Klaerner and Langerhans bought the contents of the saloon for $1400 - $400 cash and a $1,000 loan. Business was good. They paid off the loan in less than a year.

The White Elephant Saloon served the men of Fredericksburg until Prohibition. Over the next 50 years the building housed a tractor and farm implement company, a grocery store, a barbershop and a dealership for Hudson-Essex automobiles.

The origin of the name White Elephant comes from Southeast Asian culture. White elephants were sacred in that part of the world. They were pampered and did no work of any kind. By the time the term arrived in America it had come to mean, sometimes in a tongue and cheek sort of way, an expensive but worthless investment.

The name White Elephant may also relate to the phrase 'seeing the elephant" - a 19th century expression that referred to a great adventure.

Some sources in Fredericksburg say the name came from a custom in parts of Germany where a white elephant was a symbol for an eating and drinking establishment.

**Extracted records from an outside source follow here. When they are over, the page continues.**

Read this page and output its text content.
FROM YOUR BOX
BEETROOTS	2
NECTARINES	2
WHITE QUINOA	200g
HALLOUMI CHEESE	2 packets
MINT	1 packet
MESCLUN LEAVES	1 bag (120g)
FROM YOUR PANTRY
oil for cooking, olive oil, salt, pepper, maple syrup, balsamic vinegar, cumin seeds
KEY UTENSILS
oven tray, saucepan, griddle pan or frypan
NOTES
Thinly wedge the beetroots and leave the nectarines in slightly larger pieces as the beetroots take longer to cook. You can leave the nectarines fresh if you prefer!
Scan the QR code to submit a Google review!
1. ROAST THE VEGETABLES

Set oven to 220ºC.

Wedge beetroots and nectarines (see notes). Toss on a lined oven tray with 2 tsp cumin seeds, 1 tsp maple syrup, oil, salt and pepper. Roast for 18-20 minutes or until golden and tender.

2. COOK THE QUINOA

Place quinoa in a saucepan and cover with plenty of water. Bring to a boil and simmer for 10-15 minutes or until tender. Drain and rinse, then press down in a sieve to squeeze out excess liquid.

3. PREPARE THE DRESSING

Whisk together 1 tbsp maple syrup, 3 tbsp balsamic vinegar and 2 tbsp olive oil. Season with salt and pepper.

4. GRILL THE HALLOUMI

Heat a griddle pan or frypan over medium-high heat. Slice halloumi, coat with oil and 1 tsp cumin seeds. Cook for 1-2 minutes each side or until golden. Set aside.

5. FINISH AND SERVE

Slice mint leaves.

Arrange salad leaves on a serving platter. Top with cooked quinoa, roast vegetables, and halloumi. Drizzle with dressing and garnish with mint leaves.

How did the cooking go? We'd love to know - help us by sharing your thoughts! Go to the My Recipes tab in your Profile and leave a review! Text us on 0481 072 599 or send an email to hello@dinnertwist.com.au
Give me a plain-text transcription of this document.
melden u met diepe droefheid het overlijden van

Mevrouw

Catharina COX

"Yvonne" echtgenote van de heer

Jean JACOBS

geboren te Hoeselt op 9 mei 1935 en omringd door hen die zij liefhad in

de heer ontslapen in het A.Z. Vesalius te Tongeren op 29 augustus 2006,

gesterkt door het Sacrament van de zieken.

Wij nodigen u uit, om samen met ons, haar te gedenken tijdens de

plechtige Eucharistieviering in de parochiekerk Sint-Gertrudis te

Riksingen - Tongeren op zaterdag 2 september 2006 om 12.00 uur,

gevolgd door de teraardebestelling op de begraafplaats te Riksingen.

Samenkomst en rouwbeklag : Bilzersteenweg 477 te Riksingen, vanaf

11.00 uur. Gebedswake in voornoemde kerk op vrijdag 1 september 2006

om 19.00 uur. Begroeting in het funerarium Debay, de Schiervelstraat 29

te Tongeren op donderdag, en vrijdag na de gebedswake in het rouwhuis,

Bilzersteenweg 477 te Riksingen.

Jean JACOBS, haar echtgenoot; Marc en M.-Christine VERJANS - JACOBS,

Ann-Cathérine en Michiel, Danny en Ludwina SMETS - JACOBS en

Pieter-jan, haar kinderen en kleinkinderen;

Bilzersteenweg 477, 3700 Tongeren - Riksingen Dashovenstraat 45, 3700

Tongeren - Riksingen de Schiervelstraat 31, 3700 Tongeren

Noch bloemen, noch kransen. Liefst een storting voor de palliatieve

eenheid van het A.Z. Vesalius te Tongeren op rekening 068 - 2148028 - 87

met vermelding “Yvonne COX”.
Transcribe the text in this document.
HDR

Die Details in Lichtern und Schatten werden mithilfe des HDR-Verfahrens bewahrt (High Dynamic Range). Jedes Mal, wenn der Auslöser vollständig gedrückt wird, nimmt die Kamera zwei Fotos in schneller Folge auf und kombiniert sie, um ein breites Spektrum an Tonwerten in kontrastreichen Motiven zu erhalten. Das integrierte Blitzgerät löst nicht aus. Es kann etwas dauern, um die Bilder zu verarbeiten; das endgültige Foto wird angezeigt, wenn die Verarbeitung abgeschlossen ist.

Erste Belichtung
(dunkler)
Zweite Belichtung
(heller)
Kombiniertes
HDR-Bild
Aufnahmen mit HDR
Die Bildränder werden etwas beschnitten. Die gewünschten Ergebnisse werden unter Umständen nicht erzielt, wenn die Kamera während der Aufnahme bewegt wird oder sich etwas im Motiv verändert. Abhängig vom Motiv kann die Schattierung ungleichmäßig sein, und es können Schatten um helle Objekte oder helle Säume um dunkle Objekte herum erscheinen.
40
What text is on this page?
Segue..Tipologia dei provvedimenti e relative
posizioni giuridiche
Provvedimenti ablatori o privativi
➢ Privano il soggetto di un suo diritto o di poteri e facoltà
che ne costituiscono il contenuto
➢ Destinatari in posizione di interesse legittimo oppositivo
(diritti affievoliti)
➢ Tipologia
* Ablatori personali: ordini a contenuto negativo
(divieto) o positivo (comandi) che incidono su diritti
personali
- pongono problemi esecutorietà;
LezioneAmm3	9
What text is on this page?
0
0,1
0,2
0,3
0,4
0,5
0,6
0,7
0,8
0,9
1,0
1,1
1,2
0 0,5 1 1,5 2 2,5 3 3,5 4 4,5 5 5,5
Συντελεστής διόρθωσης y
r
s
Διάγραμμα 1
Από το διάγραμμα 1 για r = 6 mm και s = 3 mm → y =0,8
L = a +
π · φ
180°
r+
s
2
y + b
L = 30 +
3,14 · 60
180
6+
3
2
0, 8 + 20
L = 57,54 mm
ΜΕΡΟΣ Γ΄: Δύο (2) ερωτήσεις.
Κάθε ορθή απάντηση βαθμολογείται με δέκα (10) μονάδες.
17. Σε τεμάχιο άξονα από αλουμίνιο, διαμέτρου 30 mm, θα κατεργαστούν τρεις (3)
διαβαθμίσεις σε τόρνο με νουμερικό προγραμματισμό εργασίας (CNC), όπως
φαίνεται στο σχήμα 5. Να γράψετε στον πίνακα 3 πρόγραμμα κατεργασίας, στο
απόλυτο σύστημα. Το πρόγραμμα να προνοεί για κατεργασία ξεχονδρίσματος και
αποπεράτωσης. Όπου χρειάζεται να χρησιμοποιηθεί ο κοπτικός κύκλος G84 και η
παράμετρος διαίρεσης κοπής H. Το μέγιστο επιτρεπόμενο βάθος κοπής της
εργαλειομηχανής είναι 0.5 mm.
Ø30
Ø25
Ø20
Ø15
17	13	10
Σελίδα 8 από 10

Because frontier saloons were segregated, the color white also had racial overtones. There were Black Elephant Saloons in Fort Worth, Brenham, Austin, Houston and San Antonio that catered to Black Americans.

Saloons thrived in Texas until Prohibition hit the booze industry like a herd of elephants.

When the White Elephant Saloon in San Antonio closed, a local newspaper wrote with a noticeable tone of sadness, "When the boys come to San Antone they can't milk the elephant anymore."
© Michael Barr
"Hindsights" January 15, 2019 Column

Sources:
"Historic Store Front Razed," Fredericksburg Standard, February 17, 1938.
"Bicentennial Minutes for Gillespie County," Fredericksburg Standard, July 21, 1976.
"White Elephant Saloon - Main Eye Catcher," Fredericksburg Standard, July 2, 1975.
Richard Spelcer, "Fort Worth's White Elephant Saloon," Wild West Magazine, October 2003.
AncestorPuzzles.com, April 18, 2016, The Black Elephant Saloon.